Parallel zur Bestrafung der Übeltäter kämpft der maskierte Held V (Hugo Weaving) gegen einen repressiven, äußerst autoritären Staat an, der nicht nur über eine SA-ähnliche Schlägertruppe (die „Fingermänner“) verfügt sondern auch die Medien perfekt kontrolliert. An die Macht ist die fanatisch christliche rechtsradikale Truppe um den Kanzler Sutler gekommen, weil eine katastrophale Epidemie annähernd 100.000 Menschen getötet hat und die Faschisten einer verängstigten Bevölkerung Sicherheit und Ordnung versprochen haben.

Glaubhafte Utopie

Diese schreckliche Zukunftsvision ist heute leider, mehr noch als 2005, als der Film herauskam, beunruhigend glaubhaft. Praktisch weltweit, von Strache bis Trump, von Orbán bis Putin, versuchen „rechte Ordnungshüter“ die Ängste vor Krieg, sozialem Chaos oder auch Flüchtlingen für ihren eigenen Aufstieg zu nutzen. Rassismus ist dabei immer wieder die Lieblingswaffe dieser Herrschaften. Die Utopie in „V wie Vendetta“ ist verstörend nahe. Dazu trägt bei, dass Szenen von realen Polizeieinsätzen gegen Demonstrant_innen verwendet werden.

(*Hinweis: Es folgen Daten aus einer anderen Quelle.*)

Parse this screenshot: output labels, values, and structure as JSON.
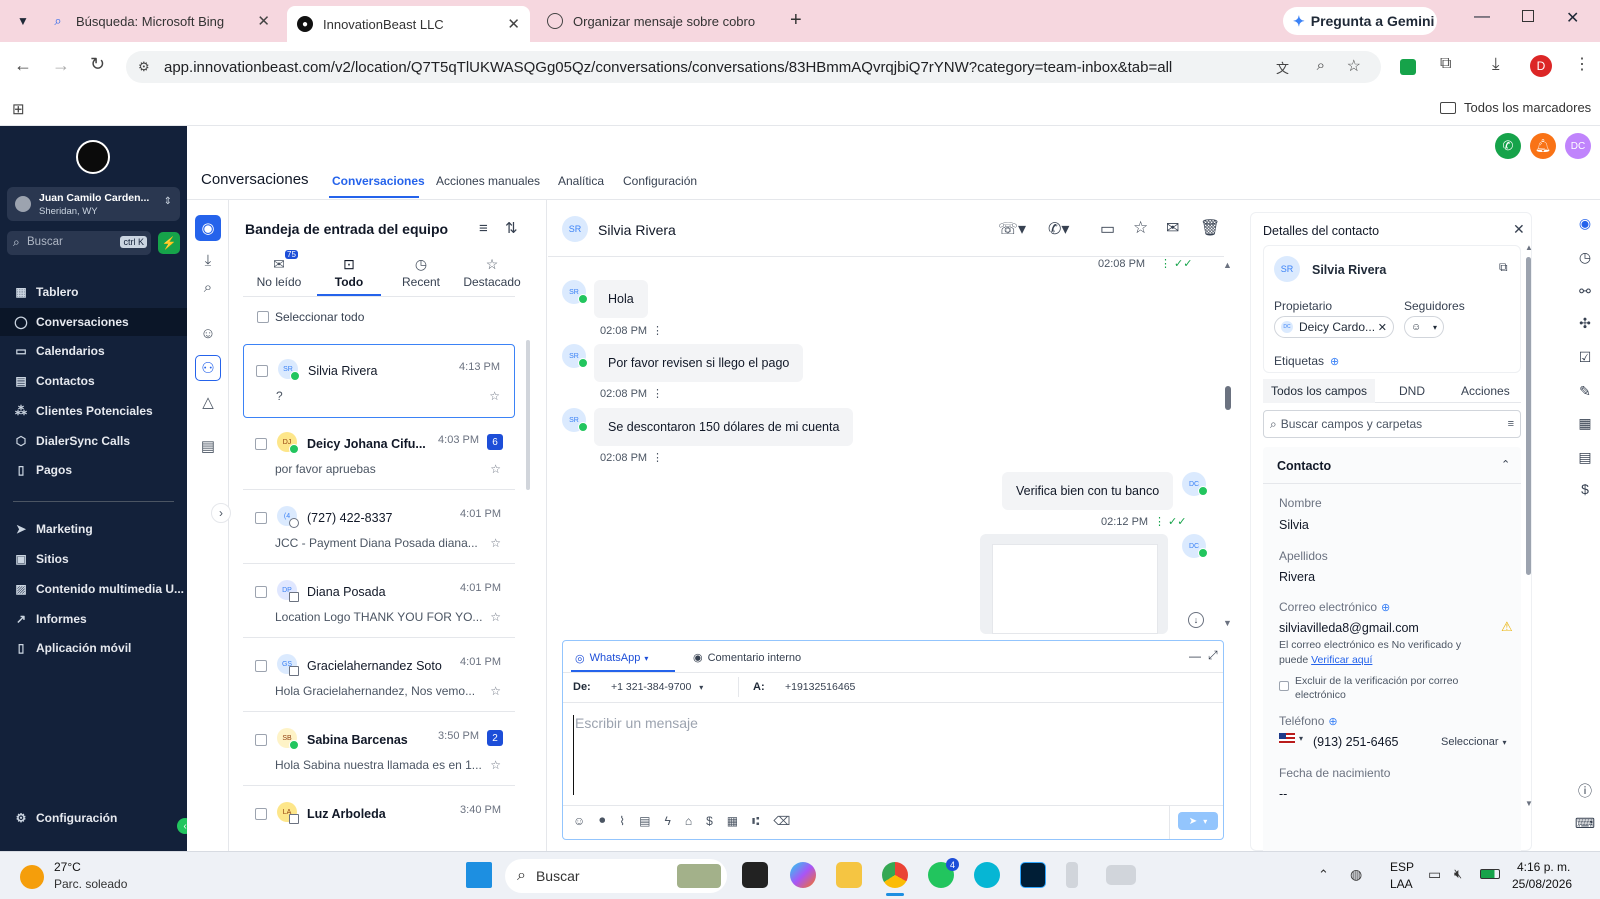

Auch die Feindbilder der faschistischen Regierung erinnern frappant an die Opfer aktueller Rechtsradikaler. Wir erfahren, dass nicht nur Homosexualität sondern auch der Besitz eines Koran dazu führt, von den brutalen Schergen des Regimes in einen schwarzen Sack gesteckt und zu Tode gefoltert zu werden. Eine irisch-katholische Herkunft schadet zumindest der Karriere im nun radikal-protestantischen Großbritannien des Jahres 2030.

Was sie und andere Rechtsradikale anstreben, ist in „V wie Vendetta“ perfekt dargestellt. So sieht eine Zukunft aus, in der es die fortschrittlichen Kräfte nicht geschafft haben, den Faschismus abzuwehren.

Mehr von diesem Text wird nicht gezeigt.